“They’re attempting, both separately and in concert, to change important aspects of the existing international order. They are revisionist powers. The challenge they pose is collective and requires a collective response.”
Friedberg made the comments during a Jan. 19 webinar hosted by the German Marshall Fund of the United States, a think tank that seeks to promote cooperation between North American and European nations.
Friedberg said that, since 2014, China and Russia have engaged in a pattern of increasingly close cooperation, both overtly and covertly aligning themselves against the greater international order.
That growing closeness, he said, was driven by several factors, most notable among them a distrust of the values that underpin democratic societies.
“The deepest and perhaps the most important [of these factors], is a shared fear of, and animosity towards, what the Chinese now refer to as the so-called ‘universal values’ of the liberal democratic West, and the threat that these pose to the legitimacy of the Russian and Chinese regimes,” Friedberg said.

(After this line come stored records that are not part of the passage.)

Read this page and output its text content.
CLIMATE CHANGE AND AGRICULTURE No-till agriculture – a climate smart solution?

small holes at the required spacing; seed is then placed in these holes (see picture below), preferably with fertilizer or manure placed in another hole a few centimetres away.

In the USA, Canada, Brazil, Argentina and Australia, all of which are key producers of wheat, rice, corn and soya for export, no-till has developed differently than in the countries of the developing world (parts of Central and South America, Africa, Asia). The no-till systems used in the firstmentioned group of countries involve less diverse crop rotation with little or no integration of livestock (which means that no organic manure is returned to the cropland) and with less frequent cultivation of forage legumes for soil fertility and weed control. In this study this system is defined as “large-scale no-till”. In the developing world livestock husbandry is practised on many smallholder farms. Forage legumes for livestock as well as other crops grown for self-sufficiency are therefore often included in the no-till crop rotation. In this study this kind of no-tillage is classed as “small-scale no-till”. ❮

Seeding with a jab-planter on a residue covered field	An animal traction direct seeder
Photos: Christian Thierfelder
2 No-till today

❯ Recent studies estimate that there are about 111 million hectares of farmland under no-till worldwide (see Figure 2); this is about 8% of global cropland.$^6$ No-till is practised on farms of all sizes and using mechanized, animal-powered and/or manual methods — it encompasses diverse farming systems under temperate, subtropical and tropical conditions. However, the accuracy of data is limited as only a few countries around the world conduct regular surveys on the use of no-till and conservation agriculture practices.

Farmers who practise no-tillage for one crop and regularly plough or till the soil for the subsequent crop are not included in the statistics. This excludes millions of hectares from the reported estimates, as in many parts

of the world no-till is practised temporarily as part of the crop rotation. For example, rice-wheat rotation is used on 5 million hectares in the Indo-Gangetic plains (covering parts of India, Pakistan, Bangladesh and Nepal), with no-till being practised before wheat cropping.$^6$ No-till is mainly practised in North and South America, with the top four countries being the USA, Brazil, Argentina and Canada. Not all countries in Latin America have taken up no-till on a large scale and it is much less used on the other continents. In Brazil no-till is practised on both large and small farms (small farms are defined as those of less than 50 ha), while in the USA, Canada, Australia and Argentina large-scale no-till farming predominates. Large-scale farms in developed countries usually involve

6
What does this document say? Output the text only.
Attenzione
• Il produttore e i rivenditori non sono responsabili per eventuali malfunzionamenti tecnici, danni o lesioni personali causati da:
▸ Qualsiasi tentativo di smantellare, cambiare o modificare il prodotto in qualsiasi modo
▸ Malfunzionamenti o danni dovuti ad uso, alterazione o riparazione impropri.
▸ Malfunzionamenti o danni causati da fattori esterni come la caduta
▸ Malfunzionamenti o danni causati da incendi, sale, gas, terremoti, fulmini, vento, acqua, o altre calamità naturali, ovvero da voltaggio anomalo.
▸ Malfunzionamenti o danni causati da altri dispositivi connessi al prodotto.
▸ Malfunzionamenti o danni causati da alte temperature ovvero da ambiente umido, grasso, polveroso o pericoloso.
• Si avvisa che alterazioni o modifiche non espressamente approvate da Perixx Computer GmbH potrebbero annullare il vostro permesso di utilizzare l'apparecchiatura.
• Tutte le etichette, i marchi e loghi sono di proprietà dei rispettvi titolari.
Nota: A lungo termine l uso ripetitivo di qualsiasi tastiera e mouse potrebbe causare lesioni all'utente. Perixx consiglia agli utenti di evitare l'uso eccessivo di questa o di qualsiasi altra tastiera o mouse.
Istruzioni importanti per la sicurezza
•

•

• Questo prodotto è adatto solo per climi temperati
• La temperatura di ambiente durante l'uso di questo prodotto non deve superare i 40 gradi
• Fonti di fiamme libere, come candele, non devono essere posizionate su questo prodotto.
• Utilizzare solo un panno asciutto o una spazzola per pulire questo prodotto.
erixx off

“Both China and Russia still need access to Western markets, capital, and technology,” Friedberg said. “So, they’re walking a very thin line. They’re pushing hard, but they’re trying not to provoke the Western powers into cutting them off.”
Such a situation may not last forever, however, Friedberg warned.
If Eurasian markets grew further detached from the West, for instance, or if either regime ceased to have at least some fear of Western reprisal for their actions, the game would be over.
“Authoritarian leaders have to become convinced that democratic societies, and the leaders of democratic societies, are willing to do things which not only impose costs on their opponents, but impose costs on their own societies,” Friedberg said.
“I’m afraid that they don’t believe that as much as I would like them to.”
To that end, Friedberg said that the increasing cooperation between the Chinese and Russian regimes was greater than many previously supposed, and that such an effort could only be countered through cooperation on a similar scale.
“We need collectively to have some broader conception of what we’re up against and how we need to respond to it,” Friedberg said.
“We’re up against this coordinated challenge from these big Eurasian authoritarian powers. They are pushing outwards and trying to expand their spheres of influence and modify the international order in various ways.”
“Ultimately, the response to that is going to have to be a more integrated collected response from democratic societies in the western hemispheres, in western Europe, and in the Asia-Pacific,” Friedberg said.